Today’s guest picture comes from my Welsh correspondent Keiron. It shows a fine rose grown by his wife. It is flourishing in spite of or because of quite a bit of recent rain.
We had another day here with a grey morning and a sunny afternoon. It was warm and dry though, so after a slow start to the day, we got busy.
I started my effort with some dead heading, badly needed as I have been slacking on the job over the past couple of days. Then, while Mrs Tootlepedal cycled off to do some shopping, I mowed the greenhouse grass and the vegetable garden paths.
I had time for a walk round the garden before lunch. I saw that the Lilian Austin rose was looking promising. When I looked later, the sun in the afternoon had encouraged it to open.

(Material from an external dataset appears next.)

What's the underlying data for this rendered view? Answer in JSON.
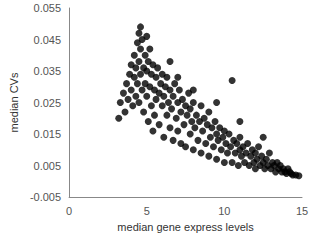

Although things are definitely beginning to wind down for the year, there is till plenty of colour to be seen . . .
The yellow dahlias in the top right of the panel above are well over six feet high now. Mrs Tootlepedal doesn’t keep a lot of dahlias over winter, preferring to grow them from seed on the whole, but she likes the the yellow ones in the top left corner so much that she may well keep them.
The garden is full of bees and flies and occasional butterflies making the most of the flowers . . .
You have to look closely sometimes to see all the visitors. Even before the carder bee arrived, there were six small insects on this dahlia.
I put my camera down and got the push mower out and mowed the front lawn. It had quite a lot of grass on it in spite of the lack of serious rain lately.
After lunch, we took a break from gardening and watched the Tour of Britain cyclists pass through familiar parts of the the country on their way from our neighbouring town of Hawick to Edinburgh.
When they had finished, we went back out into the garden where the sunshine had encouraged new visitors . . .
. . . and did some more dead heading, and then, while Mrs Tootlepedal set about weeding and hoeing the vegetable beds, I went for a walk.
I started by checking to see if our impatiens noli tangere beside the Wauchope Water was still in flower. It was.
I took pictures with my camera and my phone and it was interesting to see how different they thought the colour of the flowers was.
I love the way that these flowers seem to swim through the air like fish.
Unfortunately, it looks as though this pretty plant is likely to be swamped by an invasive Himalayan balsam growing beside it.
I continued my stroll by going along Gaskell’s Walk, over the Auld Stane Brig and coming back home by way of the track across the Becks Burn.
I crossed three wooden bridges and an auld stane one too.
I saw haws, hips, sloes and seeds . . .
. . . a few fungi beside the track through the wood and blackberries beside the lichen garden on a fence post . . .
. . . inquisitive cattle . . .
. . . and silhouetted sheep.
I was a it worried by the silhouetted sheep, as their background was a large and threatening cloud which bid fair to spoil my day. I increased my pace a bit, but I need not have worried as the cloud passed harmlessly by, and was soon to be seen on the far side of Whita . . .
. . . leaving me and the monument in the sunshine.
There were some good views on my way. (As always, a click will bring up the bigger picture)
I liked the sun on the willowherb seed heads on Gaskells Walk, the impressive crop of crab apples on the Becks track, and a fine clump of marsh woundwort as I came down past Holmwood.
I rounded my outing off with a shot of our neighbour Liz’s garage which is showing the turning of the season.
Pompom dahlias welcomed me back to the garden.
Once again, the garden birds were conspicuous by their absence so there is no flying bird of the day today. I have put in a floating flower instead.